这个题可以在线做,splay维护凸包的同时维护区间最值线段树,当删除一个点就找跨过这个点的不在凸包上的点的y最值,然后分下去
由于一次确定一个点,所以复杂度还是nlogn的,只是比较难写
如果一个操作非常麻烦,可以考虑对立面,所以就可以考虑倒着加点,就可以直接用splay维护了
注:
引用函数注意对应关系
注意=号
码:
#include<iostream>
#include<cstdio>
#include<cmath>
#include<algorithm>
using namespace std;
int op[100005][2],lll,rrr,sz[100005],ch[100005][2],fu[100005],i,j,n,m,Q,rt,tot,sta[100005],top,dui[100005];
double daan[100005],ans,x[100005],y[100005];
bool wu[100005];
struct dian
{
double x,y;
int id;
}D[100005];
void up(int o)
{
sz[o]=sz[ch[o][0]]+sz[ch[o][1]]+1;
}
void set(int o,int wh,int child)
{
ch[o][wh]=child;
if(child)fu[child]=o;
up(o);
}
int getwh(int o)
{
return ch[fu[o]][0]==o?0:1;
}
void rotate(int o)
{
int fa=fu[o];
int ye=fu[fa];
int wh=getwh(o);
set(fa,wh,ch[o][wh^1]);
set(o,wh^1,fa);
fu[o]=ye;
if(ye)ch[ye][ch[ye][0]==fa?0:1]=o;
}
void splay(int o,int tar)
{
for(;fu[o]!=tar;rotate(o))
if(fu[fu[o]]!=tar)
getwh(o)==getwh(fu[o])?rotate(fu[o]):rotate(o);
if(tar==0)rt=o;
}
void dfs(int o)
{
if(o==0)return;
cout<<"'"<<x[o]<<" "<<y[o]<<"'"<<"(";
dfs(ch[o][0]);cout<<",";
dfs(ch[o][1]);
cout<<")";
}
void del(int o)
{
splay(o,0);
if(ch[o][0]==0)
{
rt=ch[o][1];
fu[ch[o][1]]=0;
}
else
if(ch[o][1]==0)
{
rt=ch[o][0];
fu[ch[o][0]]=0;
}
else
{
int p=ch[o][0];
while(ch[p][1])p=ch[p][1];
set(p,1,ch[o][1]);
fu[ch[o][0]]=0;
splay(p,0);
}
}
int xin(int X,int Y)
{
int o=++tot;
x[o]=X;
y[o]=Y;
sz[o]=1;
return o;
}
double xl(double ax,double ay,double bx,double by)

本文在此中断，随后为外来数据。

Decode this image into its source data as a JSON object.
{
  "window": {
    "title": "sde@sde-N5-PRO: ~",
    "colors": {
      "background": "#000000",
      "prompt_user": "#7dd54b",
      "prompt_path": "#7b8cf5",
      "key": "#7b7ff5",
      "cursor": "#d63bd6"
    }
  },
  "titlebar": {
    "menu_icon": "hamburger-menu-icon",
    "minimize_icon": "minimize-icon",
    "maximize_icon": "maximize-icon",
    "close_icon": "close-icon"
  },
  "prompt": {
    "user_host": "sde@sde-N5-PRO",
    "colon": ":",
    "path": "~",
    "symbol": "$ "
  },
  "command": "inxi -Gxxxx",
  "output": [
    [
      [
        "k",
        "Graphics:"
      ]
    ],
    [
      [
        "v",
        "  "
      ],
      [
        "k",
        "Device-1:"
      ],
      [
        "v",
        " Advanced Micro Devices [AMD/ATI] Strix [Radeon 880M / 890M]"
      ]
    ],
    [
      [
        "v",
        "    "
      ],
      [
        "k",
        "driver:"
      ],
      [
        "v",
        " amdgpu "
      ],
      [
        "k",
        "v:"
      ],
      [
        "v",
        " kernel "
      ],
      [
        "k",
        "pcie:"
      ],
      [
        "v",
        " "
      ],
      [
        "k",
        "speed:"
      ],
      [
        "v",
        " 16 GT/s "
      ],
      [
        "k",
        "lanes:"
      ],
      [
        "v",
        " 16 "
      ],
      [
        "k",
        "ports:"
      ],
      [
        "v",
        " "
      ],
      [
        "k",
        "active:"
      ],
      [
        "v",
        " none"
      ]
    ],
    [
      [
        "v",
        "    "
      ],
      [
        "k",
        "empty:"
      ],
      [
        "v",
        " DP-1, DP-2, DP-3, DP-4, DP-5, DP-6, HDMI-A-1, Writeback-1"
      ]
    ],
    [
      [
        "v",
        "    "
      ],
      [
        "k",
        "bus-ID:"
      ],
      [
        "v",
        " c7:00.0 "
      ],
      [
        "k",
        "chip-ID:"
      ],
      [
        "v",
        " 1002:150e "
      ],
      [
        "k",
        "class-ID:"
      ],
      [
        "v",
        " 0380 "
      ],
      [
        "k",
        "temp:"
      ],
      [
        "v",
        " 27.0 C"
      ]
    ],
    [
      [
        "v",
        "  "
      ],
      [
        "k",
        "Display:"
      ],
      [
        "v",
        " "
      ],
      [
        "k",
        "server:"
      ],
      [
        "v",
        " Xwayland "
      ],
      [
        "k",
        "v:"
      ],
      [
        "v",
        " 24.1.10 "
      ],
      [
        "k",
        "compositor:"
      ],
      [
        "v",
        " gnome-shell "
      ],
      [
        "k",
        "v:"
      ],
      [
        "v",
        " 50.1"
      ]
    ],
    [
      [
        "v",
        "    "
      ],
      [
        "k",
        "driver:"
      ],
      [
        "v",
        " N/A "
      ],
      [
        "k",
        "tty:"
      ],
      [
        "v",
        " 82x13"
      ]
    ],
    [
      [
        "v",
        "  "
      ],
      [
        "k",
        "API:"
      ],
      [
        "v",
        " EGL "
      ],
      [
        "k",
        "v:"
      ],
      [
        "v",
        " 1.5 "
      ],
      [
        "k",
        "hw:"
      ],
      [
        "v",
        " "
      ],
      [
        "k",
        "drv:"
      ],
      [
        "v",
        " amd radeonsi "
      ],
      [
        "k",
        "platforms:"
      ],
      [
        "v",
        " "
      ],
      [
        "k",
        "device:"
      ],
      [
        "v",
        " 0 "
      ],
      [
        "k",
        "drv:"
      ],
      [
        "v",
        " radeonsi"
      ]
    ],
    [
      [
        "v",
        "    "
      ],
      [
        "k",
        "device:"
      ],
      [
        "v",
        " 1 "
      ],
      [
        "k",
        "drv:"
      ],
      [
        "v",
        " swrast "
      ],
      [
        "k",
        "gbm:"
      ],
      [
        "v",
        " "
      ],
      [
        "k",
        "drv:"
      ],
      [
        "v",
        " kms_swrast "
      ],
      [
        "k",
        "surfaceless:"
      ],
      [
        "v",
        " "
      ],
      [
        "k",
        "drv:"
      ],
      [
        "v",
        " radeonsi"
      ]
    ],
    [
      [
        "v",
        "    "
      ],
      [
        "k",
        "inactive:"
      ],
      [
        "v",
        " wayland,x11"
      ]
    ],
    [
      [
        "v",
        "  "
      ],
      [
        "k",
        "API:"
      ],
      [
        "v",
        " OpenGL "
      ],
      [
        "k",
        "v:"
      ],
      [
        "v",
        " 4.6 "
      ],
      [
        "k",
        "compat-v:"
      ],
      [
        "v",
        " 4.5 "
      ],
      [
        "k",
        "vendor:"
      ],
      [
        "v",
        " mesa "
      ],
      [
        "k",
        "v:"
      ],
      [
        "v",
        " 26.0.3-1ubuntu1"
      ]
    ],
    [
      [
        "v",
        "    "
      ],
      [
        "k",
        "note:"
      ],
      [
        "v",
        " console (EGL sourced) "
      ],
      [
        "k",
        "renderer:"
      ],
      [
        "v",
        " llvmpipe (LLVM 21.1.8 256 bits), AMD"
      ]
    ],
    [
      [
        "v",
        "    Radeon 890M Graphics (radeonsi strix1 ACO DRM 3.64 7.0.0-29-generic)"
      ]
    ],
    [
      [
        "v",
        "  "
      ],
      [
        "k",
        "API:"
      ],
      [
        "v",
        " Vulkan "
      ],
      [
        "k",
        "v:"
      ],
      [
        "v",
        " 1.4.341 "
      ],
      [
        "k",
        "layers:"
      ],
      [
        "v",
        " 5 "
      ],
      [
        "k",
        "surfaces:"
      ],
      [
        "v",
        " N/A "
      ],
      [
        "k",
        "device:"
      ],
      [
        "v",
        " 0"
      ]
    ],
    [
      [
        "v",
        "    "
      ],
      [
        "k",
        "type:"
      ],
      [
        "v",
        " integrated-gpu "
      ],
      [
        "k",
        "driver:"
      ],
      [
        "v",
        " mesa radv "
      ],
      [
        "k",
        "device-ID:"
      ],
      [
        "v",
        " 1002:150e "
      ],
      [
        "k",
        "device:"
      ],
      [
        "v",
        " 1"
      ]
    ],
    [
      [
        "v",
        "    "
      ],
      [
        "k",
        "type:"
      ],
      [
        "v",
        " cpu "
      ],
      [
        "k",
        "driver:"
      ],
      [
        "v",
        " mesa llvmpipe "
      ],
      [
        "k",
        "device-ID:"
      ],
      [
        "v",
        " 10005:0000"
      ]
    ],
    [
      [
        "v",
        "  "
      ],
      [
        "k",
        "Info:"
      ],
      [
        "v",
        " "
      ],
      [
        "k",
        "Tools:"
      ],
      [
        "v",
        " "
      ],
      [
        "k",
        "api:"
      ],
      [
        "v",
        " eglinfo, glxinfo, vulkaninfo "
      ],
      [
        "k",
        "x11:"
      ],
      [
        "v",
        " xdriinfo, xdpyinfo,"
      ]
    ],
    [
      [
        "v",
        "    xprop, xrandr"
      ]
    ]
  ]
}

{if(ax==bx)return -9999999999999;
return (ay-by)/(ax-bx);
}
double jl(double ax,double ay,double bx,double by)
{
return sqrt((ax-bx)*(ax-bx)+(ay-by)*(ay-by));
}
int jian(int l,int r)
{
if(l>r)return 0;
int mid=(l+r)>>1,o=++tot;
x[o]=D[sta[mid]].x;
y[o]=D[sta[mid]].y;
set(o,0,jian(l,mid-1));
set(o,1,jian(mid+1,r));
return o;
}
bool cmp(dian a,dian b)
{
if(a.x==b.x)return a.y<b.y;
return a.x<b.x;
}
void tubao()
{
sort(D+1,D+1+n,cmp);
for(i=1;i<=n;i++)
dui[D[i].id]=i;
int i;
for(i=1;i<=n;i++)
{
if(wu[D[i].id])continue;
while(top>=2&&xl(D[i].x,D[i].y,D[sta[top-1]].x,D[sta[top-1]].y)>=xl(D[sta[top-1]].x,D[sta[top-1]].y,D[sta[top]].x,D[sta[top]].y))top--;
sta[++top]=i;
}
for(i=1;i<=top;i++)
{
ans+=jl(D[sta[i]].x,D[sta[i]].y,D[sta[i-1]].x,D[sta[i-1]].y);
}
rt=jian(1,top);
}
int xiao(double X)
{
int o=rt,last=0,ll=0;
while(o)
{last=o;
if(x[o]<X&&(x[o]>x[ll]||ll==0))ll=o;
if(x[o]<X)o=ch[o][1];
else o=ch[o][0];
}
splay(last,0);
return ll;
}
int da(double X)
{
int o=rt,last=0,rr=0;
while(o)
{last=o;
if(x[o]>X&&(x[o]<x[rr]||rr==0))rr=o;
if(x[o]<=X)o=ch[o][1];
else o=ch[o][0];
}
splay(last,0);
return rr;
}
int main()
{
scanf("%d",&m);
scanf("%lf%lf",&D[0].x,&D[0].y);
scanf("%d",&n);
for(i=1;i<=n;i++)
{
scanf("%lf%lf",&D[i].x,&D[i].y);
D[i].id=i;
}
D[++n].x=D[0].x;D[n].y=D[0].y;D[n].id=n;
D[++n].x=0;D[n].y=0;D[n].id=n;
D[++n].x=m;D[n].y=0;D[n].id=n;
D[0].x=D[0].y=D[0].id=0;
scanf("%d",&Q);
for(i=1;i<=Q;i++)
{scanf("%d",&op[i][0]);
if(op[i][0]==1)scanf("%d",&op[i][1]),wu[op[i][1]]=1;
}
tubao();
for(i=Q;i>=1;i--)
{//dfs(rt);cout<<endl;
if(op[i][0]==2)
daan[i]=ans;
else
{
int st=dui[op[i][1]];
int ll=xiao(D[st].x),rr=da(x[ll]);
if(xl(x[ll],y[ll],D[st].x,D[st].y)>xl(x[ll],y[ll],x[rr],y[rr]))
{
ans-=jl(x[ll],y[ll],x[rr],y[rr]);
lll=xiao(x[ll]);
while(x[lll]<x[ll]&&xl(x[lll],y[lll],D[st].x,D[st].y)>xl(x[lll],y[lll],x[ll],y[ll]))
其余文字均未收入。